Joseph Turrin, a 3rd year Bachelor of Design student majoring in Ceramics and Textiles was the recipient of the Royal Doulton and UNSW Art & Design Award for 2016. Joseph received the highly coveted four-week internship at the Royal Doulton Design department in Staffordshire, United Kingdom including travel, accommodation and expenses.

Joseph’s winning entry, “Ripples” was inspired by the natural markings of water on the environment which was explored and expressed in hand textured patterns. The collection featured serveware and decorative statement pieces made from high quality paste porcelain. Joseph’s passion and interest in art and design came at a young age through the work of his mother and father who owned the local antiques and homewares business in the small rural town of Dungog.

Joseph Turrin holding a pitcher from his collection, ‘Ripples’.

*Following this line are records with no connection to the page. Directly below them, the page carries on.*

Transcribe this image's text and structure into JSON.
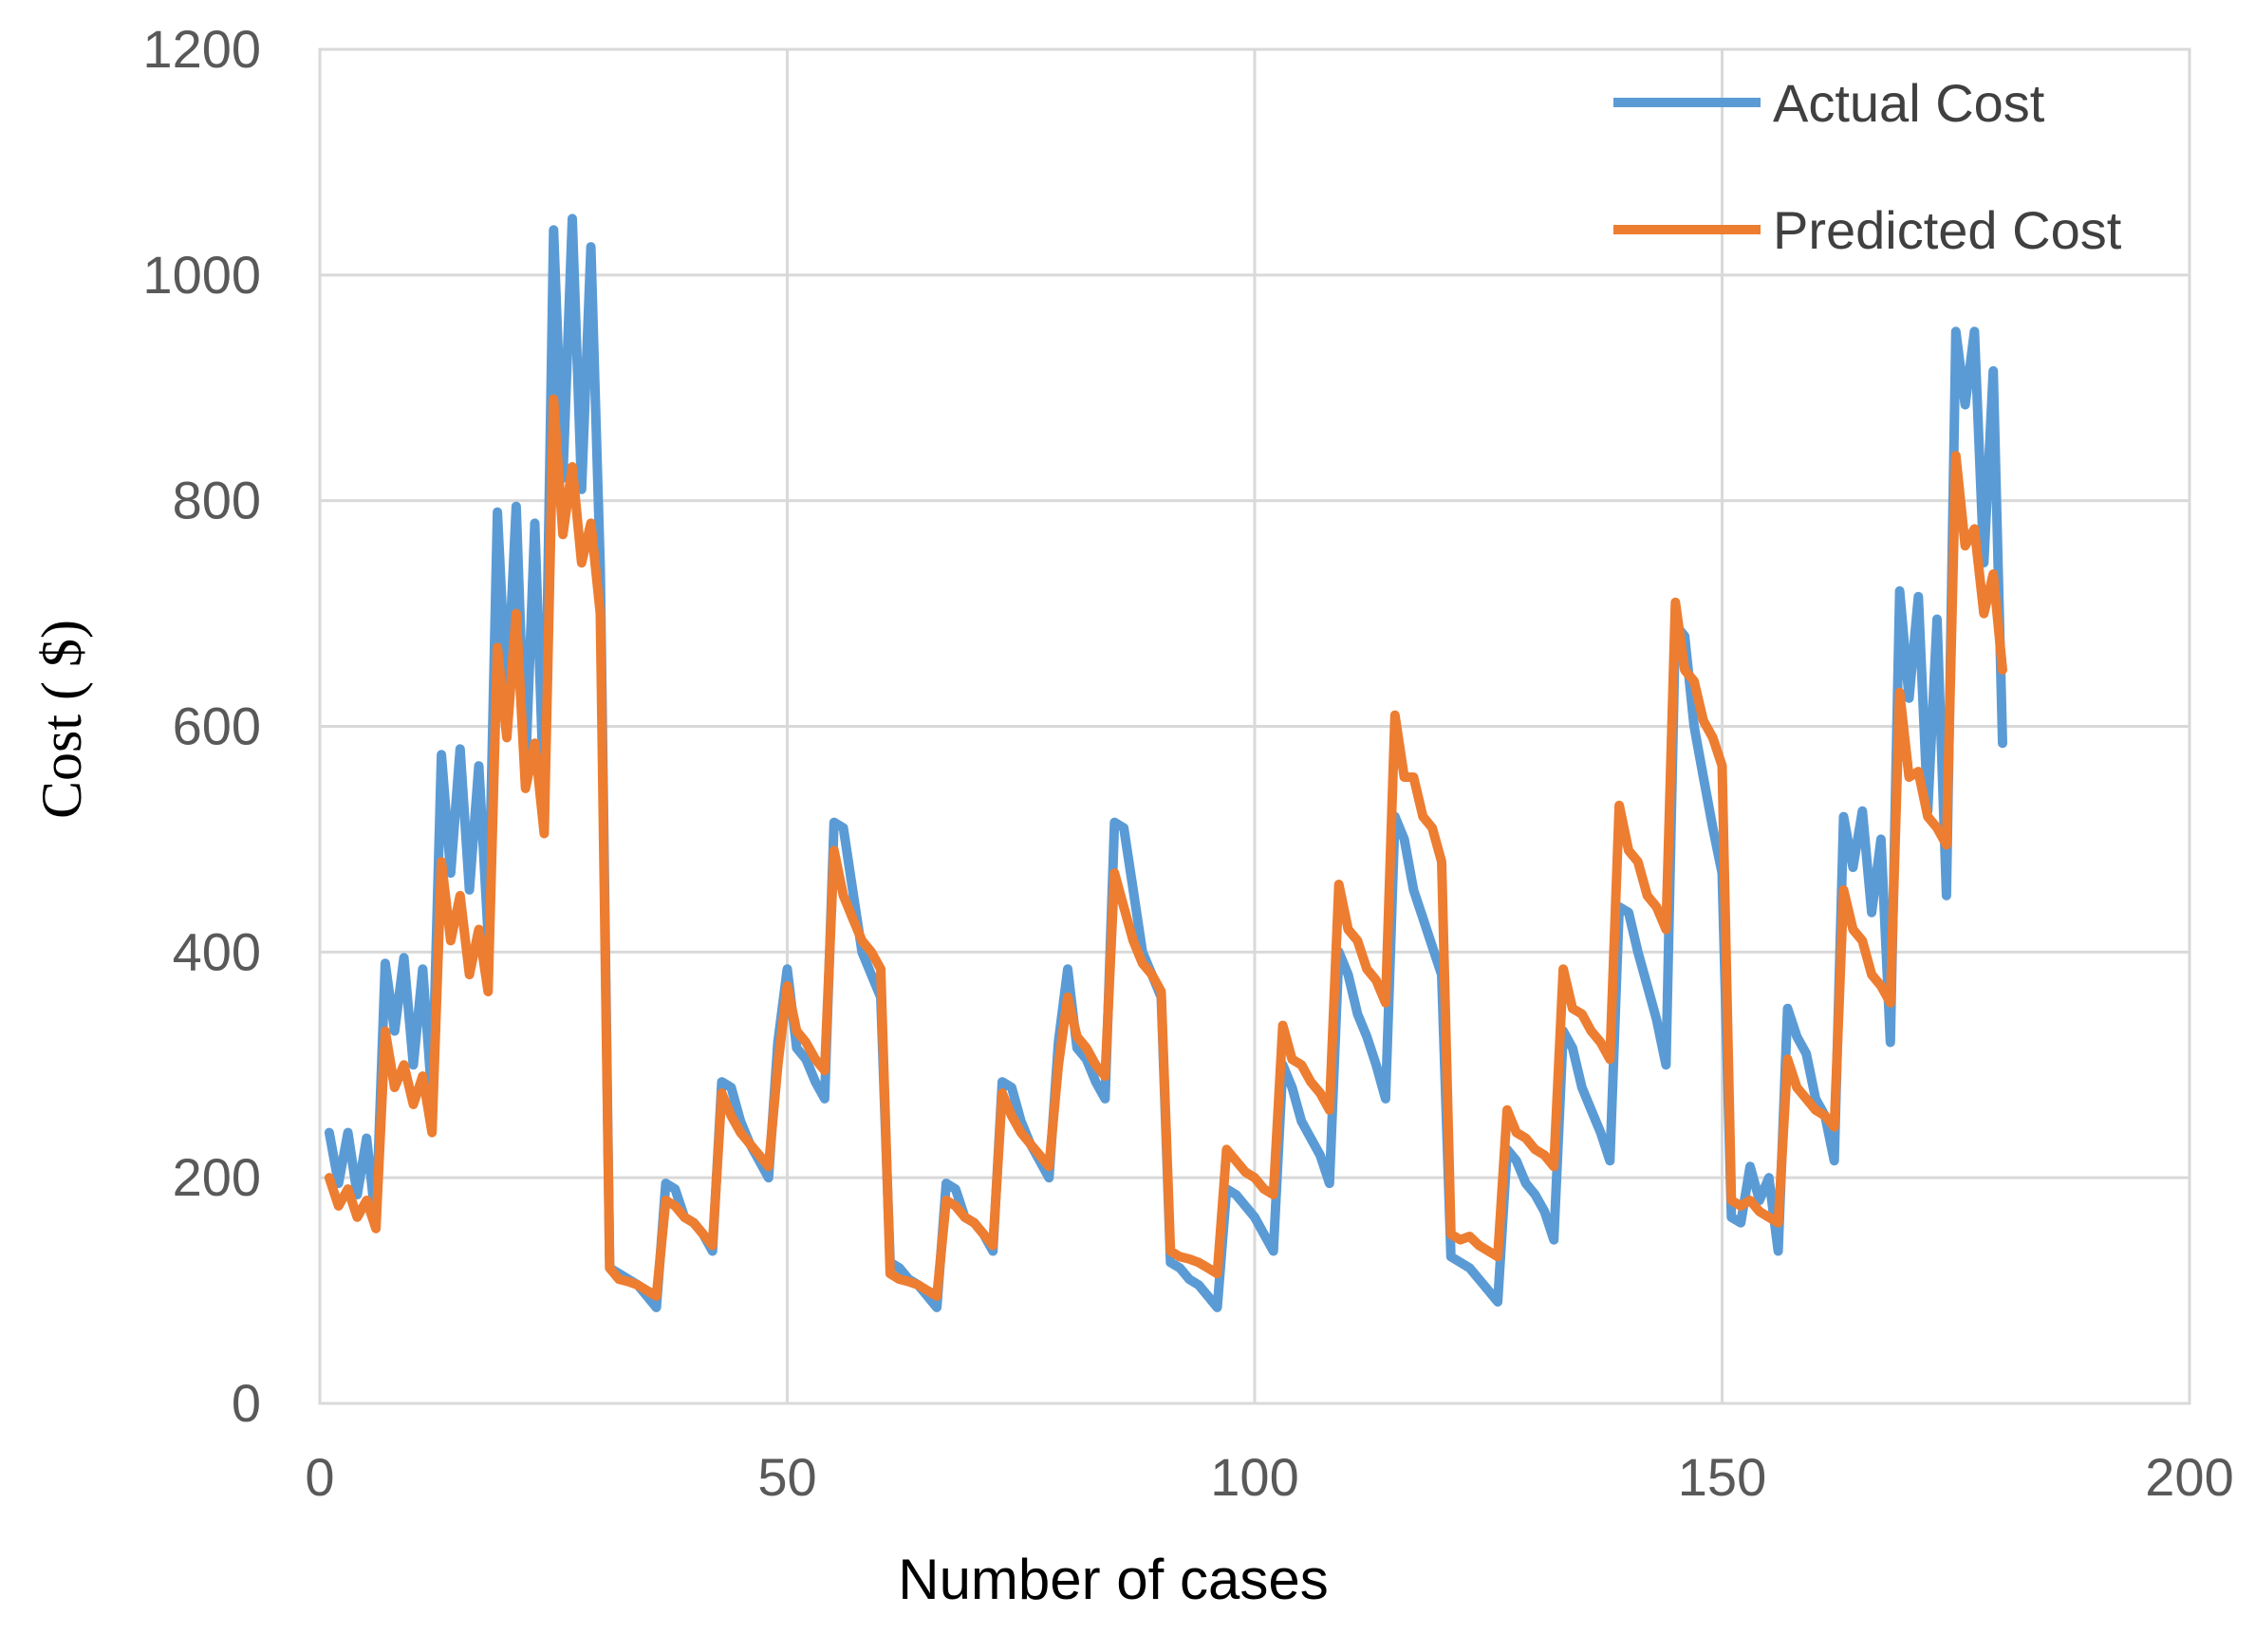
{
  "chart_data": {
    "type": "line",
    "title": "",
    "xlabel": "Number of cases",
    "ylabel": "Cost ( $)",
    "xlim": [
      0,
      200
    ],
    "ylim": [
      0,
      1200
    ],
    "xticks": [
      0,
      50,
      100,
      150,
      200
    ],
    "yticks": [
      0,
      200,
      400,
      600,
      800,
      1000,
      1200
    ],
    "grid": true,
    "legend_position": "top-right",
    "series": [
      {
        "name": "Actual Cost",
        "color": "#5B9BD5",
        "x": [
          1,
          2,
          3,
          4,
          5,
          6,
          7,
          8,
          9,
          10,
          11,
          12,
          13,
          14,
          15,
          16,
          17,
          18,
          19,
          20,
          21,
          22,
          23,
          24,
          25,
          26,
          27,
          28,
          29,
          30,
          31,
          32,
          33,
          34,
          35,
          36,
          37,
          38,
          39,
          40,
          41,
          42,
          43,
          44,
          45,
          46,
          47,
          48,
          49,
          50,
          51,
          52,
          53,
          54,
          55,
          56,
          57,
          58,
          59,
          60,
          61,
          62,
          63,
          64,
          65,
          66,
          67,
          68,
          69,
          70,
          71,
          72,
          73,
          74,
          75,
          76,
          77,
          78,
          79,
          80,
          81,
          82,
          83,
          84,
          85,
          86,
          87,
          88,
          89,
          90,
          91,
          92,
          93,
          94,
          95,
          96,
          97,
          98,
          99,
          100,
          101,
          102,
          103,
          104,
          105,
          106,
          107,
          108,
          109,
          110,
          111,
          112,
          113,
          114,
          115,
          116,
          117,
          118,
          119,
          120,
          121,
          122,
          123,
          124,
          125,
          126,
          127,
          128,
          129,
          130,
          131,
          132,
          133,
          134,
          135,
          136,
          137,
          138,
          139,
          140,
          141,
          142,
          143,
          144,
          145,
          146,
          147,
          148,
          149,
          150,
          151,
          152,
          153,
          154,
          155,
          156,
          157,
          158,
          159,
          160,
          161,
          162,
          163,
          164,
          165,
          166,
          167,
          168,
          169,
          170,
          171,
          172,
          173,
          174,
          175,
          176,
          177,
          178,
          179,
          180
        ],
        "values": [
          240,
          195,
          240,
          185,
          235,
          160,
          390,
          330,
          395,
          300,
          385,
          270,
          575,
          470,
          580,
          455,
          565,
          415,
          790,
          620,
          795,
          560,
          780,
          530,
          1040,
          820,
          1050,
          810,
          1025,
          740,
          120,
          115,
          110,
          105,
          95,
          85,
          195,
          190,
          165,
          160,
          150,
          135,
          285,
          280,
          250,
          230,
          215,
          200,
          320,
          385,
          315,
          305,
          285,
          270,
          515,
          510,
          455,
          400,
          380,
          360,
          125,
          120,
          110,
          105,
          95,
          85,
          195,
          190,
          165,
          160,
          150,
          135,
          285,
          280,
          250,
          230,
          215,
          200,
          320,
          385,
          315,
          305,
          285,
          270,
          515,
          510,
          455,
          400,
          380,
          360,
          125,
          120,
          110,
          105,
          95,
          85,
          190,
          185,
          175,
          165,
          150,
          135,
          300,
          280,
          250,
          235,
          220,
          195,
          400,
          380,
          345,
          325,
          300,
          270,
          520,
          500,
          455,
          430,
          405,
          380,
          130,
          125,
          120,
          110,
          100,
          90,
          225,
          215,
          195,
          185,
          170,
          145,
          330,
          315,
          280,
          260,
          240,
          215,
          440,
          435,
          400,
          370,
          340,
          300,
          690,
          680,
          600,
          555,
          510,
          470,
          165,
          160,
          210,
          180,
          200,
          135,
          350,
          325,
          310,
          270,
          255,
          215,
          520,
          475,
          525,
          435,
          500,
          320,
          720,
          625,
          715,
          525,
          695,
          450,
          950,
          885,
          950,
          745,
          915,
          585
        ]
      },
      {
        "name": "Predicted Cost",
        "color": "#ED7D31",
        "x": [
          1,
          2,
          3,
          4,
          5,
          6,
          7,
          8,
          9,
          10,
          11,
          12,
          13,
          14,
          15,
          16,
          17,
          18,
          19,
          20,
          21,
          22,
          23,
          24,
          25,
          26,
          27,
          28,
          29,
          30,
          31,
          32,
          33,
          34,
          35,
          36,
          37,
          38,
          39,
          40,
          41,
          42,
          43,
          44,
          45,
          46,
          47,
          48,
          49,
          50,
          51,
          52,
          53,
          54,
          55,
          56,
          57,
          58,
          59,
          60,
          61,
          62,
          63,
          64,
          65,
          66,
          67,
          68,
          69,
          70,
          71,
          72,
          73,
          74,
          75,
          76,
          77,
          78,
          79,
          80,
          81,
          82,
          83,
          84,
          85,
          86,
          87,
          88,
          89,
          90,
          91,
          92,
          93,
          94,
          95,
          96,
          97,
          98,
          99,
          100,
          101,
          102,
          103,
          104,
          105,
          106,
          107,
          108,
          109,
          110,
          111,
          112,
          113,
          114,
          115,
          116,
          117,
          118,
          119,
          120,
          121,
          122,
          123,
          124,
          125,
          126,
          127,
          128,
          129,
          130,
          131,
          132,
          133,
          134,
          135,
          136,
          137,
          138,
          139,
          140,
          141,
          142,
          143,
          144,
          145,
          146,
          147,
          148,
          149,
          150,
          151,
          152,
          153,
          154,
          155,
          156,
          157,
          158,
          159,
          160,
          161,
          162,
          163,
          164,
          165,
          166,
          167,
          168,
          169,
          170,
          171,
          172,
          173,
          174,
          175,
          176,
          177,
          178,
          179,
          180
        ],
        "values": [
          200,
          175,
          190,
          165,
          180,
          155,
          330,
          280,
          300,
          265,
          290,
          240,
          480,
          410,
          450,
          380,
          420,
          365,
          670,
          590,
          700,
          545,
          585,
          505,
          890,
          770,
          830,
          745,
          780,
          700,
          120,
          110,
          108,
          105,
          100,
          95,
          180,
          175,
          165,
          160,
          150,
          140,
          275,
          255,
          240,
          230,
          220,
          210,
          300,
          370,
          330,
          320,
          305,
          295,
          490,
          450,
          430,
          410,
          400,
          385,
          115,
          110,
          108,
          105,
          100,
          95,
          180,
          175,
          165,
          160,
          150,
          140,
          275,
          255,
          240,
          230,
          220,
          210,
          300,
          360,
          325,
          315,
          300,
          290,
          470,
          440,
          410,
          390,
          380,
          365,
          135,
          130,
          128,
          125,
          120,
          115,
          225,
          215,
          205,
          200,
          190,
          185,
          335,
          305,
          300,
          285,
          275,
          260,
          460,
          420,
          410,
          385,
          375,
          355,
          610,
          555,
          555,
          520,
          510,
          480,
          150,
          145,
          148,
          140,
          135,
          130,
          260,
          240,
          235,
          225,
          220,
          210,
          385,
          350,
          345,
          330,
          320,
          305,
          530,
          490,
          480,
          450,
          440,
          420,
          710,
          650,
          640,
          605,
          590,
          565,
          180,
          175,
          180,
          170,
          165,
          160,
          305,
          280,
          270,
          260,
          255,
          245,
          455,
          420,
          410,
          380,
          370,
          355,
          630,
          555,
          560,
          520,
          510,
          495,
          840,
          760,
          775,
          700,
          735,
          650
        ]
      }
    ]
  }
}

Highly commended was Annie Kuang, fourth-year Bachelor of Media Arts student at UNSW Art & Design with her submission “Phase”. Fascinated by all forms of art and design, Annie was inspired by water and it different properties. “Phase” is a fascinating, sculptural collection that translates the many unique features of water into tangible homeware objects for drinking tea.

Phase by Annie Kuang

Finalist Tulla Carson, currently undertaking her final honours year, submitted the engaging collection “Vessels for Change”. The collection provokes conversation and thought around our connection to place, environmental impact and individual wellbeing.

Vessels for Change by Tulla Carson.

Bachelor of Design student, Sherli Liu, was the second finalist with her submission “River”. Inspired by Charles Eames’ theory that “Design is a plan for arranging elements in such a way as best to accomplish a particular purpose,”Sherli created an intimate collection of pieces that were the perfect embodiment of purpose and functionality.